Haydi plajdan çıktınız, şöyle bir hava alayım dediniz…Eskiden Arnavut kaldırımı taşlarıyla döşeli olan sahil yürüme yolu biteviye beton kaplı. Çirkinliğini geçtim. Yazın sıcağında güneş çarpıp yüzünüze vuruyor. Yağmur yağsa, drenaj ayrı sorun.
Esnafa sorarsanız, dertli. Sadece bu bayram yerli turist pek gelmediğinden değil. Yazlıkçıların pek çoğunun yazlığı açmanın masraflı oluşundan ötürü mülkünü kiraya verdiğini, bunu yapamayanlarınsa kışlığında oturmayı tercih ettiğini söylüyorlar.

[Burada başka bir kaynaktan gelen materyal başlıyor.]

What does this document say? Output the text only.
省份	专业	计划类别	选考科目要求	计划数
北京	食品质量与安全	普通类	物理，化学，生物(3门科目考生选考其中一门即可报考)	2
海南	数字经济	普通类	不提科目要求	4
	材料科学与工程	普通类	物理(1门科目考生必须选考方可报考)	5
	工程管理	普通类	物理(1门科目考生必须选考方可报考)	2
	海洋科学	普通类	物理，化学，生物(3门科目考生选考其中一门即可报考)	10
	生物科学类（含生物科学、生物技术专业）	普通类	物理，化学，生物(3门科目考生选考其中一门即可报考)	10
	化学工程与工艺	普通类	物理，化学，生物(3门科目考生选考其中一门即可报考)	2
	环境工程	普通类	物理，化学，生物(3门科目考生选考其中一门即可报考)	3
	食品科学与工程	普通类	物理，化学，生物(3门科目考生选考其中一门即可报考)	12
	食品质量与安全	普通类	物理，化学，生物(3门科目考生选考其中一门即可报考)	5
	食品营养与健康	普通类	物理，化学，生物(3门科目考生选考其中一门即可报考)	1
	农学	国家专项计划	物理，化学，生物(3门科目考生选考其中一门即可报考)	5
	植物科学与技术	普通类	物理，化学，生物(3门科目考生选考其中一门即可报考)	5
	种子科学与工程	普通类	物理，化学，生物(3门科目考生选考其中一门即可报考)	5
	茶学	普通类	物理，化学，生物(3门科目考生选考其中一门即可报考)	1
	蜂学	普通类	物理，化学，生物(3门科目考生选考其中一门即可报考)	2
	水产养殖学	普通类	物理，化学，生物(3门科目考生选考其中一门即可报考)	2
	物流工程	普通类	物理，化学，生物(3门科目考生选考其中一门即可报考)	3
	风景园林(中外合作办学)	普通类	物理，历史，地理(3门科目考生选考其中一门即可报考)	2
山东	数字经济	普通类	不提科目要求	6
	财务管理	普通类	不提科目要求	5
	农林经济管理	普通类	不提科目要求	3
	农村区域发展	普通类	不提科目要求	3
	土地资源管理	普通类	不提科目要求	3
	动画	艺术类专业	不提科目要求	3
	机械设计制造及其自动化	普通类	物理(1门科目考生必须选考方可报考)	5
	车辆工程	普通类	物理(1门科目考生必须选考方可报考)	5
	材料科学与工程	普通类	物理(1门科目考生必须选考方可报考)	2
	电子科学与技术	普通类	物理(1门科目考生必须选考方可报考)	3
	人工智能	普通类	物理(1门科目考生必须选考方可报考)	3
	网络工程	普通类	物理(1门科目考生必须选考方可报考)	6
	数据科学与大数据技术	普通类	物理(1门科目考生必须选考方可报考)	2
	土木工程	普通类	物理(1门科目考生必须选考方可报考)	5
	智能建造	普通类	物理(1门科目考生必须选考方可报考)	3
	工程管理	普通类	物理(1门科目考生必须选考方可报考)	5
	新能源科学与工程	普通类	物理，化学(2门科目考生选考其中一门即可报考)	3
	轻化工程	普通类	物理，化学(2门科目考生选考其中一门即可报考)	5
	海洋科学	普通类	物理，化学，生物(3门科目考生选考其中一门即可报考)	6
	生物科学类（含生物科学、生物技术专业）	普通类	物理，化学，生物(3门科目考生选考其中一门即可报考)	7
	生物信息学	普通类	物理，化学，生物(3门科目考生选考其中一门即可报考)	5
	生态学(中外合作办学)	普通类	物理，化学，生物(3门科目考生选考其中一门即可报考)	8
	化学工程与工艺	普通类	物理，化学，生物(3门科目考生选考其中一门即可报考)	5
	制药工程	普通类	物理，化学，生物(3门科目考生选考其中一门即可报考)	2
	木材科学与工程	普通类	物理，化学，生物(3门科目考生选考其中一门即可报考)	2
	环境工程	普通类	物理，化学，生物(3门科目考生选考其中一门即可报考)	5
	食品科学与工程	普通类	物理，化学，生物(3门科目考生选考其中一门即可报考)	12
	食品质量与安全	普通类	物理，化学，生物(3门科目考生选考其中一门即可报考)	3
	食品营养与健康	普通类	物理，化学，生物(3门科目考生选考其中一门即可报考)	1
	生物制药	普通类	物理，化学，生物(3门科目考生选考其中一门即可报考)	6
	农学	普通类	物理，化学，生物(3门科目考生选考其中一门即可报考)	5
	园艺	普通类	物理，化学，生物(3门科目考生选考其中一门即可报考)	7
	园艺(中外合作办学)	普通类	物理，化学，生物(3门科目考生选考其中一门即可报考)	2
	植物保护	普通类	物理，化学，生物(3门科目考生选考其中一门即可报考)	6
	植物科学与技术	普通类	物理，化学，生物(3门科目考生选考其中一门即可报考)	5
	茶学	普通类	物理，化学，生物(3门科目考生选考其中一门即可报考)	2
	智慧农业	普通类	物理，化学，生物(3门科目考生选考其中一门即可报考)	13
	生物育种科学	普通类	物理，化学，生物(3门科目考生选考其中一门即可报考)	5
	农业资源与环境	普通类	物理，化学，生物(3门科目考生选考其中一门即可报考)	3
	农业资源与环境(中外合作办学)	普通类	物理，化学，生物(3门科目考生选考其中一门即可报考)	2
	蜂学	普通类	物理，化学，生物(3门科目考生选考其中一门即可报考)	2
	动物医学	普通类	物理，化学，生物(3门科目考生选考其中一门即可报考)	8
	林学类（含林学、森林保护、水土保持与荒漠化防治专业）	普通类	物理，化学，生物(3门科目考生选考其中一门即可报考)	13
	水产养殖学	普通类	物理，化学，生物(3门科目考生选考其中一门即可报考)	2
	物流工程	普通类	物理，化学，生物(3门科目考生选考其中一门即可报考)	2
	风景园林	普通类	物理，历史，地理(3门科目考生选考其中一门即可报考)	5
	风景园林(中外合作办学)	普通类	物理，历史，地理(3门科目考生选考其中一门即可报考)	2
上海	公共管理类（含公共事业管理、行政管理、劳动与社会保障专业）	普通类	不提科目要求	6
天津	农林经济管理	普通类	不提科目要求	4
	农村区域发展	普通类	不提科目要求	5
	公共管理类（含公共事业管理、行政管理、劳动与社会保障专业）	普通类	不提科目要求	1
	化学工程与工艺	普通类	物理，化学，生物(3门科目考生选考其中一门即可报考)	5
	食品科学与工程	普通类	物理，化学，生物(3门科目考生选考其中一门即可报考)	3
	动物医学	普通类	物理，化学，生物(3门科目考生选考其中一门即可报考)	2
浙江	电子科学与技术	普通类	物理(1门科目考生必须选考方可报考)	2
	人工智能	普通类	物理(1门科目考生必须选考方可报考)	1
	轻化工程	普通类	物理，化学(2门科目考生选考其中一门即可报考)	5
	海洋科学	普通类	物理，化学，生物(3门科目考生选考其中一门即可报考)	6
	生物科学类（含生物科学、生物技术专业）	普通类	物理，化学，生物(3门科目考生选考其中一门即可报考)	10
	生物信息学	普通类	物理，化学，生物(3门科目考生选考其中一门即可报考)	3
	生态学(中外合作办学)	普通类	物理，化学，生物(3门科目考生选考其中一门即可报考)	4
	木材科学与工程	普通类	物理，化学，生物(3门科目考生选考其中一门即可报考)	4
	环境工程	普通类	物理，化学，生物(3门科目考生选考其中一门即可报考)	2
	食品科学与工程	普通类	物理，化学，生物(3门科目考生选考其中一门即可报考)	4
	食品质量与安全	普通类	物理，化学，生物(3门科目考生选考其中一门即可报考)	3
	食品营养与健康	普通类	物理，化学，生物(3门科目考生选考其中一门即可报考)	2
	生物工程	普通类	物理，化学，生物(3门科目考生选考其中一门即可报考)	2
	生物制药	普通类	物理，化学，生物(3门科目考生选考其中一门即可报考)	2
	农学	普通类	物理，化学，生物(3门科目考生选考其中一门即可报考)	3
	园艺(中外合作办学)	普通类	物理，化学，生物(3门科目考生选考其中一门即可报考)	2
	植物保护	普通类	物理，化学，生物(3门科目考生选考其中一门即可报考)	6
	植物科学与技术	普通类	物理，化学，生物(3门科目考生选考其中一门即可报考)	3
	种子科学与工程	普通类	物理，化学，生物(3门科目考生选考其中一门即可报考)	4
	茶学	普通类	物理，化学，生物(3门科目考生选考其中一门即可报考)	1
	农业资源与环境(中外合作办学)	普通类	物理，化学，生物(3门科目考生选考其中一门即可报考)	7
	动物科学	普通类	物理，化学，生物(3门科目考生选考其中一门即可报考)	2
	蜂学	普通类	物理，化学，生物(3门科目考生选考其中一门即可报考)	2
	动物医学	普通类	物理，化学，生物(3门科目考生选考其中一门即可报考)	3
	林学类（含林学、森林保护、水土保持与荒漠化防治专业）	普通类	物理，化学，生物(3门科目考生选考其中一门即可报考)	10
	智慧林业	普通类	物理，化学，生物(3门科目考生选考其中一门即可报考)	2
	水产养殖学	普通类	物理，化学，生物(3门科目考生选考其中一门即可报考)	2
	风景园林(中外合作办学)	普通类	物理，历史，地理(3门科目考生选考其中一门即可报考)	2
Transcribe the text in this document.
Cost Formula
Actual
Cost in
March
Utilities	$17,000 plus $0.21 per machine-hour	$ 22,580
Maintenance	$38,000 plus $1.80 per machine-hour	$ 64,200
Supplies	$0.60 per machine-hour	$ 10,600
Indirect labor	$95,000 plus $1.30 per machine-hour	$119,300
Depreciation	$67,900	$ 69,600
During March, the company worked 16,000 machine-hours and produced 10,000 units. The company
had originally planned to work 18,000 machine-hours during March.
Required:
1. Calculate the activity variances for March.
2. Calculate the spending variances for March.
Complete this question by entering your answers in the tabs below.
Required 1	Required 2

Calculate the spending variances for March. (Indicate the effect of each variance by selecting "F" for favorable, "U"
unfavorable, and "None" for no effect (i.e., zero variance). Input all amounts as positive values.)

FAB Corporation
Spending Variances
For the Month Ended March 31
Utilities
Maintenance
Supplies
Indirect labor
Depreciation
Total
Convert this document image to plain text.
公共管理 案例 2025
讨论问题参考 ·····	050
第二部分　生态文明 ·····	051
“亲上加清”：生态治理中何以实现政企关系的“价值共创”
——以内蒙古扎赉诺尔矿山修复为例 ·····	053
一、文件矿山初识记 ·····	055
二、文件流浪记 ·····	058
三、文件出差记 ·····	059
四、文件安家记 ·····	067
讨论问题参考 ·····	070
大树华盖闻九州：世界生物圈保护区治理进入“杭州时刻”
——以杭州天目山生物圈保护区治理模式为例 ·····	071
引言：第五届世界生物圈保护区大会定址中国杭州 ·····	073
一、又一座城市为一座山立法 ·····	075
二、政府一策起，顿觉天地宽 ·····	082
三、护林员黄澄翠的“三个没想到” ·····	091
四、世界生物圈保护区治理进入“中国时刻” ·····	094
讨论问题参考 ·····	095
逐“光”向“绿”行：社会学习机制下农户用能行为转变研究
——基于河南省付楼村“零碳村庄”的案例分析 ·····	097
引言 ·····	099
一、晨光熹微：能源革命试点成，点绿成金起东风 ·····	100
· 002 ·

Haksız sayılmazlar. Bir taraftan site aidatları el yakıyor. Pazarlarda satılan ürünler hem kalitesiz hem de marketlerle aynı fiyat. Evine gelen yazlıkçının bütçesi dışarı çıkıp eğlenmesine el vermiyor. İnsanlar vakit geçirmek için, müze gezercesine Yalıkavak Marina’yı geziyor, ait olmadıkları dünyanın insanlarının nasıl yaşadıklarını gıptayla izleyip evlerine geri dönüyorlar.
Bir tarafta sahip olduklarını göstermek ve görünmek için can atanlar; beri tarafta görünmez kılınanlar… Bodrum, ilk gruba hitap edecek şekilde genişlerken, emeklilikte sahil kasabasına yerleşme hayaline uygun bir yer olmaktan çıkıyor.